I watched the after-hours tape as Oracle’s shares tumbled and a roomful of investors went quiet. You could feel the math closing in: more borrowing, more data centers, and a thinner safety net. The company had just said it would raise another $40 billion (€37 billion) to fund AI infrastructure, and that landed like a physical thud.
I’ll walk you through what matters, why this rattled the market, and where the real danger sits. Think of me as the colleague who points out the cracks before you sign the lease.
Trading screens flashed red after Oracle’s earnings release.
The headline number — $40 billion (€37 billion) of new debt and equity planned next fiscal year on top of $43 billion (€40 billion) raised last year — is not subtle. With well above $100 billion (€92 billion+) of exposure tied to AI projects, Oracle sits among the largest debt issuers in the tech boom.
Oracle says the cash covers a buildout that included $55.7 billion (€51 billion) in capital expenditures last fiscal year, roughly $5 billion (€5 billion) more than early estimates. That level of spending turned free cash flow negative, and analysts now model that weakness into 2030. Investors reacted the way they often do to surprise leverage: they sold first and asked questions later.
How much debt did Oracle raise for AI?
In the last fiscal year Oracle raised $43 billion (€40 billion) and now plans an additional $40 billion (€37 billion). Those totals are explicitly tied to data-center construction and related AI infrastructure, which is why debt markets are watching this as a sector-level signal.
At a public pitch last year, Stargate was framed as a national-scale buildout.
Oracle’s Stargate program promised 7 gigawatts of planned capacity — roughly the power to run more than 5 million homes — and that ambition pushed the stock higher, briefly making Larry Ellison one of the richest people on the planet. At the time, the market rewarded outsized bets on AI infrastructure.
But timelines slipped and projects stalled. When construction delays met rising borrowing, the arithmetic shifted from optional growth to balance-sheet pressure. The company’s cost discipline turned into layoffs — Oracle cut thousands of roles earlier this year — in part to slow the burn. That spending pattern, paired with slower project delivery, leaves Oracle liable for interest and principal long before many of the revenue streams are fully realized. It’s like a pressure cooker: heat and pressure build until someone lifts the lid.
Reports surfaced that OpenAI’s finance team flagged revenue concerns.
OpenAI is Oracle’s single-largest reported customer for certain infrastructure contracts, a relationship that elevated Oracle’s risk profile by tying its cash flow to another company’s ability to pay. Public reports said OpenAI CFO Sarah Friar worried about revenue growth and the firm’s capacity to meet computing bills.
There are other dynamics at play: Anthropic and Google are aggressively competing, and OpenAI is still burning cash without a clear path to sustained profit. If OpenAI scales back purchases or delays contracts — remember the cited $300 billion deal figure in some reports — that would leave Oracle servicing debt at scale without matching customer receipts. That scenario turns a large bet into a fragile one, a house of cards that could collapse faster than new capacity comes online.

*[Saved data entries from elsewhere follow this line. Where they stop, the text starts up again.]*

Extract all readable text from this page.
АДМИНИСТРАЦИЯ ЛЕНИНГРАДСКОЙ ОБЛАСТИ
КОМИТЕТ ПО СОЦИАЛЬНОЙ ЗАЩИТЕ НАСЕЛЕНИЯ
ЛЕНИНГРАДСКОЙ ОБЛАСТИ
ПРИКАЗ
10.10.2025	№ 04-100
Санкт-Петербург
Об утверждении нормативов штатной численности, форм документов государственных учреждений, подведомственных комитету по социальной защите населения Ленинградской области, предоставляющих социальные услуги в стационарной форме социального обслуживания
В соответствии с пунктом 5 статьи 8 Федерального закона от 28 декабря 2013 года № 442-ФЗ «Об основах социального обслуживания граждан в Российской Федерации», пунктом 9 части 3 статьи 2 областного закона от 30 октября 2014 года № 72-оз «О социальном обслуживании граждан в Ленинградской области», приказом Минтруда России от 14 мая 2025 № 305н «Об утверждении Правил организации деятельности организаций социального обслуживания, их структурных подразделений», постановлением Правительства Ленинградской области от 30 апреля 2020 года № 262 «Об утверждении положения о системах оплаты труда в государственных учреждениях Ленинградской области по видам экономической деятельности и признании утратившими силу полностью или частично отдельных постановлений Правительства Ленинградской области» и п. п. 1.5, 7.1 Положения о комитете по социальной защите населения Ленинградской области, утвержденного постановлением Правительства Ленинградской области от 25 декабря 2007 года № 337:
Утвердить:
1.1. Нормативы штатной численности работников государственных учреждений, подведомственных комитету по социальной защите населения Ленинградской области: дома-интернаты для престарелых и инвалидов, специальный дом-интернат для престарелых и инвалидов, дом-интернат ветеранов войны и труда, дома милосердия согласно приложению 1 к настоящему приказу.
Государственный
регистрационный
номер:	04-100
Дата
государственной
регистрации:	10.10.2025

Can OpenAI afford its computing contracts with Oracle?
Short answer: uncertain. OpenAI has significant traffic and growth potential, but it is also under competitive pressure and high cash burn. Public concern from its CFO about revenue growth is a red flag for counterparties like Oracle who are counting on multi-year compute spend. If OpenAI trims commitments, Oracle’s forecasted revenues tied to those contracts would be at risk.
On the tape and behind closed doors, investors are recalibrating expectations.
Oracle still reported record revenues, which is why the reaction was so stark: strong top-line performance matched with outsized capital commitments and rising leverage. When I speak with investors, they frame the issue simply — returns on these AI infrastructure bets must arrive before debt costs compound and investor patience runs out.
Yes, Oracle is financing scale to win share in the AI market. But financing scale at the pace the company announced puts its balance sheet and the broader market in a sensitive position. If customer payments slow or projects underperform, you’re not just watching a single company wobble; you’re watching a potential stress point for lenders and suppliers tied to the buildout.
So where does that leave you as someone tracking AI and markets? Watch three things closely: Oracle’s quarterly cash flow updates, milestone progress on Stargate data centers, and any public signs of strain from OpenAI or other large buyers. Tools you probably already use — SEC filings, Bloomberg terminal screens, and earnings call transcripts — will be the fastest way to separate noise from credible risk.
Oracle has bet big on a future where companies pay for vast amounts of compute. The market is asking whether those customers will pay on time, and whether the scale of borrowing was wise. If the answer leans negative, the shock won’t be limited to one balance sheet; it could rattle banks, vendors, and even tech hiring plans — and that raises the question everyone should be asking now: who absorbs the bill if the AI buildout stops paying back?